During the postwar occupation of Iraq, a British officer retrieved the last of the 5th Battery’s gun carriages, blown up at the surrender. This enigmatic war sculpture now sits in the corner of the bar of the Freshwater Memorial Hall.
The fate of the IW Rifles was little better. Drafts of volunteers brought them back up to active strength in Egypt. On April 19, 1917, the battalion was committed to the Second Battle of Gaza. They were in the second wave of a direct daylight attack across open ground by 30,000 British troops. 20,000 Turkish troops held well-prepared defences, with 98 machine guns and more than 100 cannon. By that evening, of the 800 Island soldiers who had "gone over the top", there were just 92 men left standing. The battalion had been wiped out a second time.
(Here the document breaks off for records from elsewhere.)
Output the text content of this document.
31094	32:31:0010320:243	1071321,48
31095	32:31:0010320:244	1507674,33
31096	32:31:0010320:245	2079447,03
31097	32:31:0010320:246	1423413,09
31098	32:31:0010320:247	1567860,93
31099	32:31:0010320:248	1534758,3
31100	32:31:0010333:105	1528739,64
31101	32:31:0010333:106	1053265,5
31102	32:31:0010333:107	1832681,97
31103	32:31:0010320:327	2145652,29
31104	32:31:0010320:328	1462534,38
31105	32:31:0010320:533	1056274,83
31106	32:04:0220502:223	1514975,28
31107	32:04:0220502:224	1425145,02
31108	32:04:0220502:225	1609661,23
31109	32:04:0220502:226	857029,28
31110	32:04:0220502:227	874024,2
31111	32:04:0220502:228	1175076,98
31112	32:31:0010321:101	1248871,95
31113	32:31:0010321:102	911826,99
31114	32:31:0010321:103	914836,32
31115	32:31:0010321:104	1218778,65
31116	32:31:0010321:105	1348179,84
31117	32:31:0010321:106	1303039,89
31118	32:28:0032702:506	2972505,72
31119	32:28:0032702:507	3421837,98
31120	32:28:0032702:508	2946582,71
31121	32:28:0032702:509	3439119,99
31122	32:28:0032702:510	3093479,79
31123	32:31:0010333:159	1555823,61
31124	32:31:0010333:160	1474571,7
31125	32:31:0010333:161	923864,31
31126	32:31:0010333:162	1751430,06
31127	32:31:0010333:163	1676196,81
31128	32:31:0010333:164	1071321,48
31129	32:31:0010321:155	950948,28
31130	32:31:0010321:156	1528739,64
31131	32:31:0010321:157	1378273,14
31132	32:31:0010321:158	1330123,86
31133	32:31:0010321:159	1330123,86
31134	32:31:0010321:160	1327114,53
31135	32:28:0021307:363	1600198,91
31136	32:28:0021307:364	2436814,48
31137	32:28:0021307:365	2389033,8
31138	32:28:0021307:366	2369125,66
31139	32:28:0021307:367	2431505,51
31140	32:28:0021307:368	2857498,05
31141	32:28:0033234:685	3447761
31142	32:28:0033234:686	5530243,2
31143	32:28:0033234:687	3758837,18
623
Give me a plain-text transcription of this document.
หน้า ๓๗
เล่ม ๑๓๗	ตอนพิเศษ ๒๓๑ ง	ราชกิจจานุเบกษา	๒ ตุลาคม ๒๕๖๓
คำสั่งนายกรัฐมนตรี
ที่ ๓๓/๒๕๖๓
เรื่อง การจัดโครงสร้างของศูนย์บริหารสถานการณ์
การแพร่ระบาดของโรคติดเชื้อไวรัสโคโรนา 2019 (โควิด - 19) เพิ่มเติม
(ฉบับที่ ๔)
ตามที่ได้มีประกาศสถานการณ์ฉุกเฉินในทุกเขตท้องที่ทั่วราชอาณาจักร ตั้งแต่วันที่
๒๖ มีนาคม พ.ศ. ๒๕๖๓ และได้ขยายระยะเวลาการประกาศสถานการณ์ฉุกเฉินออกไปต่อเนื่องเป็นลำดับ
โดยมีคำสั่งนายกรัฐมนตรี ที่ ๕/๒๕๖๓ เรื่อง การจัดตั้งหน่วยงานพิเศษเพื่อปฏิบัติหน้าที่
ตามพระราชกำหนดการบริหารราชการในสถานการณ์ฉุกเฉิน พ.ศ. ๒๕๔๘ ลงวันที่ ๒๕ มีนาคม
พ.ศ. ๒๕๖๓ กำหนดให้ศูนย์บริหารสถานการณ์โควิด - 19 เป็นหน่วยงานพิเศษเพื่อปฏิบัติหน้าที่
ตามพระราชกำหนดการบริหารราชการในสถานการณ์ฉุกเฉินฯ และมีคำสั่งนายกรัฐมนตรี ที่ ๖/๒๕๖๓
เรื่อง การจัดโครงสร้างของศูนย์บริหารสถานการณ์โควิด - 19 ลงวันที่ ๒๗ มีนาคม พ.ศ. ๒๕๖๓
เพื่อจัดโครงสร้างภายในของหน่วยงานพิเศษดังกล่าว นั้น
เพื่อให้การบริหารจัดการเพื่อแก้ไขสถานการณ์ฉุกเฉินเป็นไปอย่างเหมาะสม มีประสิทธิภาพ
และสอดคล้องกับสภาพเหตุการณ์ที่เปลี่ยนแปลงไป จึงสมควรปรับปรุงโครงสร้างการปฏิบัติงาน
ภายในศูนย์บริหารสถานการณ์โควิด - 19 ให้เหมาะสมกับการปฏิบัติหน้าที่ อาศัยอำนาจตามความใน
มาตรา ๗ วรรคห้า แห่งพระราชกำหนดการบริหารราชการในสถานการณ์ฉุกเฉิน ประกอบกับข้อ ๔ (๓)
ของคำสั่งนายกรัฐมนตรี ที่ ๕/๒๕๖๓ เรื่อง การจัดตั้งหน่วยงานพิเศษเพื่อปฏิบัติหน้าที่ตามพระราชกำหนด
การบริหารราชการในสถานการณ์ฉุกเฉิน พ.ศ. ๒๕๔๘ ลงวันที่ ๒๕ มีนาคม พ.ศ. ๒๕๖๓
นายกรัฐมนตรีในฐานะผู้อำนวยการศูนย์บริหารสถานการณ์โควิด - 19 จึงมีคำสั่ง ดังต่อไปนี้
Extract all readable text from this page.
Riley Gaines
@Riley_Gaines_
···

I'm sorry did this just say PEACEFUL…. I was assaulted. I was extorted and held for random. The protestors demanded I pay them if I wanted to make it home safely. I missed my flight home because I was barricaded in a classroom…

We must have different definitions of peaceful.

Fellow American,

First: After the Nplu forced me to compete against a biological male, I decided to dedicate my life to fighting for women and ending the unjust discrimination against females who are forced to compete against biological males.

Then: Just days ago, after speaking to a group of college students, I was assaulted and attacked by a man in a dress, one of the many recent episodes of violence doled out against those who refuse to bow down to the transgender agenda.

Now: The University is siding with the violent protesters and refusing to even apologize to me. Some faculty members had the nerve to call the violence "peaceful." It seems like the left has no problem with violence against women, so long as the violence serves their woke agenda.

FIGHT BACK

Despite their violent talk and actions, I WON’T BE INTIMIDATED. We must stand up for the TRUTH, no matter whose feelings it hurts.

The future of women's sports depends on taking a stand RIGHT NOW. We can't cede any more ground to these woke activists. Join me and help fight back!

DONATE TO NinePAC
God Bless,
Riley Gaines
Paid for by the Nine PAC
On the war memorials maintained by our town and parish councils every name was originally remembered as someone’s son, brother, uncle, husband, father or sweetheart. Now the fading names are becoming an anonymous list. It may be true that "they do not grow old as we grow old" but do we individually "still remember them"?
Each name on each war memorial has a story to tell. There are vast reserves of information held on individuals and their units in the Imperial War Museum in London. The IW County Records Office allows people to research the lost and how they related to the Island’s families.
The names of 2,172 lost Islanders are inscribed into the walls of the Chapel of St Nicholas in Carisbrooke Castle. This is a legacy of Princess Beatrice when she was Governor of the Island. She herself lost a son on the Western Front.
Appropriately enough, Carisbrooke Castle Museum, is leading the efforts to co-ordinate the Island’s efforts at remembering.
www.wightatwar.org.uk is the starting point for a Heritage Lottery bid to recall the human effect of the war.
Another Heritage Lottery application is being prepared for town and parish councils to fund memorial orchards involving local groups.
There is currently an excellent exhibition, running until February 26, of aerial photographs of the Western Front at the Dimbola museum at Freshwater Bay.